Real-World Commerce Applications
The technology isn't just conceptual—it's already seeing significant adoption. Shopify has integrated MCP-UI support across their platform, providing merchants with interactive experiences that go far beyond traditional text-only AI interactions.
As their engineering blog explains, commerce UI is deceptively complex: "Take a product selector. The basic version seems simple—show an image, price, and 'Add to Cart' button. But real commerce quickly introduces complications: variants with dependent options, bundle builders with complex pricing rules, subscription options with frequency selectors, and inventory constraints that update in real-time."
Their MCP-UI implementation handles these complexities through an intent-based messaging system. When a user clicks "Add to Cart" inside an embedded component, it doesn't directly modify state—instead, it bubbles up intents that the agent interprets, preserving agent control while enabling rich interactions.

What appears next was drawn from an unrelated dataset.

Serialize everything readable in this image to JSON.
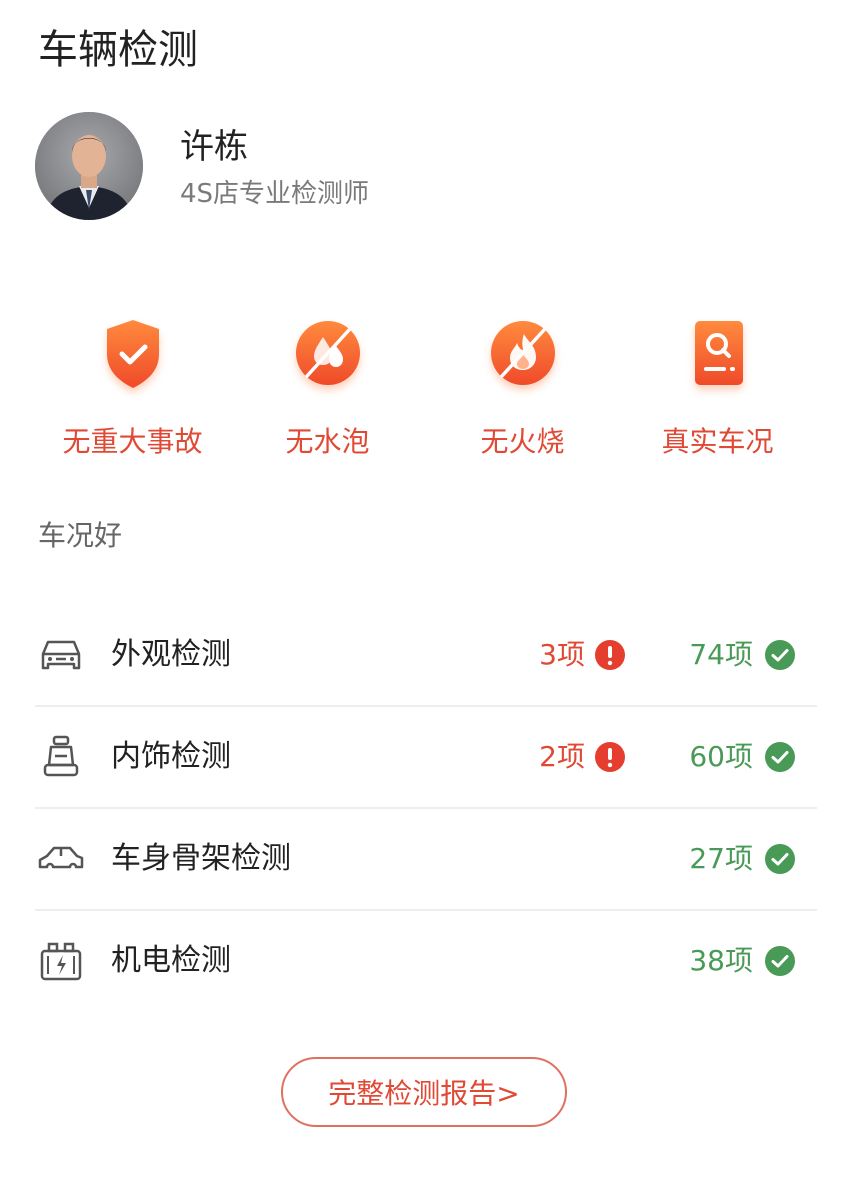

Components can expose events like view_details, checkout, notify, and ui-size-change that agents can mediate throughout the purchase journey.
The Future of Agentic Interfaces
MCP-UI represents more than just a technical improvement—it's part of a broader shift in how we think about AI interactions. The presentation suggested new possibilities for voice and screen-based interfaces that move beyond traditional chat-based interactions.
Future versions might move beyond static HTML to AI-generated interfaces tailored to individual users' needs, preferences, and accessibility requirements.
The protocol isn't limited to visual interfaces either; it could extend to voice interactions, mobile native components, or entirely new interaction paradigms we haven't yet imagined.
As Block's team observed, "Instead of every company building separate integrations for each AI platform, MCP-UI creates a standard that works everywhere."
The implications extend far beyond prettier interfaces. We're looking at a future where AI agents don't just describe experiences—they deliver them directly.
As the evening's discussions revealed, this represents one of the key themes emerging from the MCP ecosystem: the most successful implementations don't simply wrap existing APIs, but thoughtfully design interfaces that reflect how people actually work and think about their tasks.
The technology is ready, but as both the Shopify and Block teams emphasize, adoption is the next frontier. Major players are already on board, with Shopify providing MCP support for all their stores and comprehensive tooling becoming available across the ecosystem.
As Liad and Ido demonstrated at MCP Night 2.0, we're moving toward a future where AI agents don't just describe experiences—they deliver them directly.
The text wall is finally coming down.